Akses jalan ke situs penemuan manusia purba ”Homo floresiensis” atau kerap disebut ”hobbit” di Liang Bua, Kecamatan Rahong Utara, Kabupaten Manggarai, Nusa Tenggara Timur, rusak berat.
Oleh
ARIS PRASETYO/LUKI AULIA/FRANSISKUS PATI HERIN
·3 menit baca
RUTENG, KOMPAS — Akses jalan ke situs penemuan manusia purba Homo floresiensis atau kerap disebut hobbit di Liang Bua, Kecamatan Rahong Utara, Kabupaten Manggarai, Nusa Tenggara Timur, rusak berat. Kondisi tersebut sangat mengganggu kelancaran perjalanan ke salah satu destinasi wisata yang hingga kini masih terus diteliti para ilmuwan terkemuka itu.
Menurut pantauan Kompas pada Sabtu (3/8/2019), kerusakan terbentang sekitar 7 kilometer atau setengah jalan yang menghubungkan Liang Bua dan Ruteng, ibu kota Kabupaten Manggarai. Tidak hanya itu, dengan lebar jalan hanya 3 meter, saat berpapasan kendaraan harus keluar dari jalur. Kondisi itu mengakibatkan perjalanan sepanjang 14 kilometer itu memakan waktu lebih dari 40 menit.
Andik Jeharut (26), pengemudi kendaraan umum yang kerap mengantar wisatawan ke lokasi tersebut, mengatakan, kondisi jalan rusak itu sudah berlangsung selama lebih dari tiga tahun. Status jalan tersebut di bawah tanggung jawab Pemerintah Kabupaten Manggarai.
”Pejabat lokal sering mendampingi tamu dari kementerian ataupun peneliti. Artinya, mereka sudah tahu kondisi jalan,” ujarnya.
Pejabat lokal sering mendampingi tamu dari kementerian ataupun peneliti. Artinya, mereka sudah tahu kondisi jalan.
Andik yang juga warga Manggarai mempertanyakan kurangnya kepedulian pemerintah untuk memperbaiki jalan tersebut. Seiring dengan tingginya lalu lintas kendaraan, kerusakan jalan tersebut diperkirakan semakin parah jika tidak secepatnya diperbaiki. Bahkan, kerusakan itu berpotensi menyebabkan kecelakaan lalu lintas.

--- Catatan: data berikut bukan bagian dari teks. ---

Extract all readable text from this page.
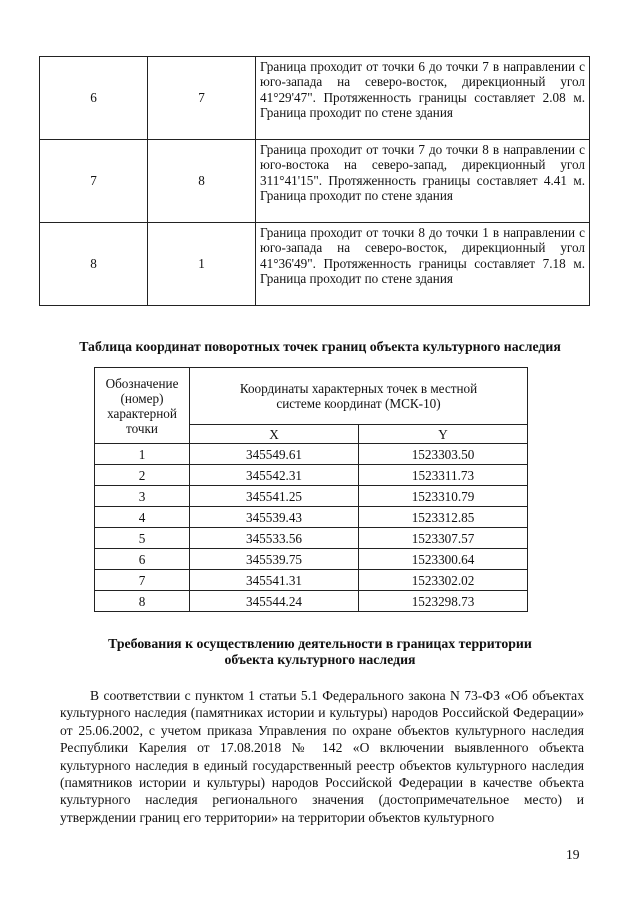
6	7	Граница проходит от точки 6 до точки 7 в направлении с юго-запада на северо-восток, дирекционный угол 41°29'47". Протяженность границы составляет 2.08 м. Граница проходит по стене здания
7	8	Граница проходит от точки 7 до точки 8 в направлении с юго-востока на северо-запад, дирекционный угол 311°41'15". Протяженность границы составляет 4.41 м. Граница проходит по стене здания
8	1	Граница проходит от точки 8 до точки 1 в направлении с юго-запада на северо-восток, дирекционный угол 41°36'49". Протяженность границы составляет 7.18 м. Граница проходит по стене здания
Таблица координат поворотных точек границ объекта культурного наследия
Обозначение (номер) характерной точки	Координаты характерных точек в местной системе координат (МСК-10)	
	X	Y
1	345549.61	1523303.50
2	345542.31	1523311.73
3	345541.25	1523310.79
4	345539.43	1523312.85
5	345533.56	1523307.57
6	345539.75	1523300.64
7	345541.31	1523302.02
8	345544.24	1523298.73
Требования к осуществлению деятельности в границах территории
объекта культурного наследия
В соответствии с пунктом 1 статьи 5.1 Федерального закона N 73-ФЗ «Об объектах культурного наследия (памятниках истории и культуры) народов Российской Федерации» от 25.06.2002, с учетом приказа Управления по охране объектов культурного наследия Республики Карелия от 17.08.2018 № 142 «О включении выявленного объекта культурного наследия в единый государственный реестр объектов культурного наследия (памятников истории и культуры) народов Российской Федерации в качестве объекта культурного наследия регионального значения (достопримечательное место) и утверждении границ его территории» на территории объектов культурного
19
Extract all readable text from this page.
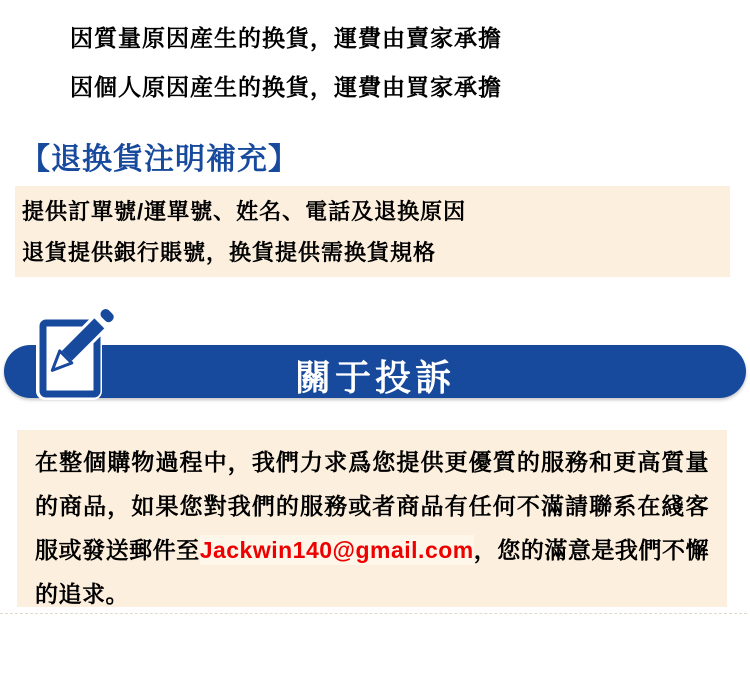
因質量原因産生的换貨，運費由賣家承擔
因個人原因産生的换貨，運費由買家承擔
【退换貨注明補充】

提供訂單號/運單號、姓名、電話及退换原因

退貨提供銀行賬號，换貨提供需换貨規格

關于投訴

在整個購物過程中，我們力求爲您提供更優質的服務和更高質量的商品，如果您對我們的服務或者商品有任何不滿請聯系在綫客服或發送郵件至Jackwin140@gmail.com，您的滿意是我們不懈的追求。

Benyamin Ampor, petugas dari Dinas Kebudayaan dan Pariwisata Manggarai yang menjaga Liang Bua, mengatakan, kondisi jalan yang buruk selalu dikeluhkan wisatawan yang datang ke tempat tersebut. Rata-rata pengunjung yang datang sekitar 15 orang setiap hari. Ia kerap melaporkan keluhan pengunjung itu kepada atasannya.
”Kalau musim liburan seperti saat ini, banyak turis asing. Kalau pakai mobil lebih lama, mereka biasanya pakai ojek atau menyewa motor,” ucapnya. Tarif masuk Liang Bua untuk turis asing Rp 20.000 per orang, sedangkan wisatawan lokal Rp 5.000 per orang.
Selain jalan rusak, goa prasejarah Liang Bua yang kerap disorot komunitas internasional karena temuan fosil manusia kerdil atau hobbit itu belum tersentuh jaringan listrik. Untuk membantu proses penggalian arkeologi, tim arkeolog harus menggunakan mesin generator berbahan bakar solar.
Ketiadaan listrik itu juga yang membuat tim arkeolog harus menghentikan kegiatannya sebelum gelap atau pukul 16.00 waktu setempat. ”Batas terakhir jaringan listrik di wilayah ini di bangunan SD yang tadi dilewati. Itu jaraknya kira-kira 500 meter dari goa. Setelah itu gelap,” kata anggota tim arkeolog.
Sejak akhir Oktober 2004, nama Liang Bua di Kabupaten Manggarai, Pulau Flores, NTT, mendunia. Di sana ditemukan kerangka atau fosil manusia kerdil atau hobbit di Goa Liang Bua yang diumumkan di Sydney, Australia, 28 Oktober 2004.
Temuan itu merupakan hasil kerja keras sebuah tim ahli gabungan dari Indonesia dan Australia. Tim ahli dari University of New England, Australia, pimpinan Mike More bergabung dengan tim dari Pusat Penelitian Arkeologi Nasional pimpinan RP Soejono. Tim gabungan ini sekitar September 2003 melakukan serangkaian ekskavasi di Liang Bua.
Meski hingga sekarang masih dalam polemik panjang karena hasil penelitian diumumkan secara sepihak oleh peneliti Australia, para ahli mencatat temuan tersebut sebagai pembuka tabir evolusi manusia Indonesia, khususnya manusia flores.